Yes, in a niche DIY community, open sourcing ideas about cars and electric cars is great, but I’m talking about the future of the mass produced electric car. The Nissan all-electric LEAF and GM’s extended range electric Volt are about the most mainstream, standard cars we have out there. I’ll also clarify that I’m talking about the design and creation of the car, not the ecosystem around the car’s data, which I think will eventually be an interesting and growing platform.

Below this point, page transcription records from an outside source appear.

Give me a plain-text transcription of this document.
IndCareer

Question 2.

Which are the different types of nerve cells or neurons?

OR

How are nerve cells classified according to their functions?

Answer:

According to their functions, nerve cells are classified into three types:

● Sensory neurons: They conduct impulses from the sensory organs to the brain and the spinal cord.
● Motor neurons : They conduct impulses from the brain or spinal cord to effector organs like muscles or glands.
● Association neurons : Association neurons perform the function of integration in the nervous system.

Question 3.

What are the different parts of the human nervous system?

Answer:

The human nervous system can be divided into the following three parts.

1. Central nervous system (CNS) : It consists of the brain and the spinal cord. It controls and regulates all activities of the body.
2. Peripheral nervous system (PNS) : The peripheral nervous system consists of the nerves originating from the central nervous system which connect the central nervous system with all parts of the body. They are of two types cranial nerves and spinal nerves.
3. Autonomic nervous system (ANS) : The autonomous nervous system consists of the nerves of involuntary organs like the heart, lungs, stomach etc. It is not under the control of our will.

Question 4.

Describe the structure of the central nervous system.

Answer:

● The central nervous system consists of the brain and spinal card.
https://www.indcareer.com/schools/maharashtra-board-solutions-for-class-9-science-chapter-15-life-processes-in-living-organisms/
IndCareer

Secondly, for the electric car to go mainstream, it can’t continue to be pushed by the DIY, plug-in community, which is the equivalent of the open source tinkerer in the car world. Through our Green:Overdrive Show we’ve championed the DIY electric car folks, from putting a plug on a Prius, to stripping down funky cars and filling them up with batteries. And about four years ago former Intel Chairman Andy Grove compared the grassroots plug-in hybrid vehicle movement to the 1970s-era Northern California Homebrew Computer Clubs that paved the way for the personal computer.

But I hope the electric vehicle movement has finally started to move beyond that homebrew stage. Nissan has sold 27,000 LEAFs worldwide, with 11,000 of those in the U.S. GM hopes that it will soon start selling 3,000 Volts per month, with a record month of sales of 2,289 Volts in March.

Tesla is the electric car company that most resembles Apple’s model — make an electric car and a high-end brand with a cult-like following (yes, the following is still small) and try to protect the brand as it moves into the mainstream. Tesla held a successful IPO in the Summer of 2010, and its stock traded as high as $ 40 per share last month.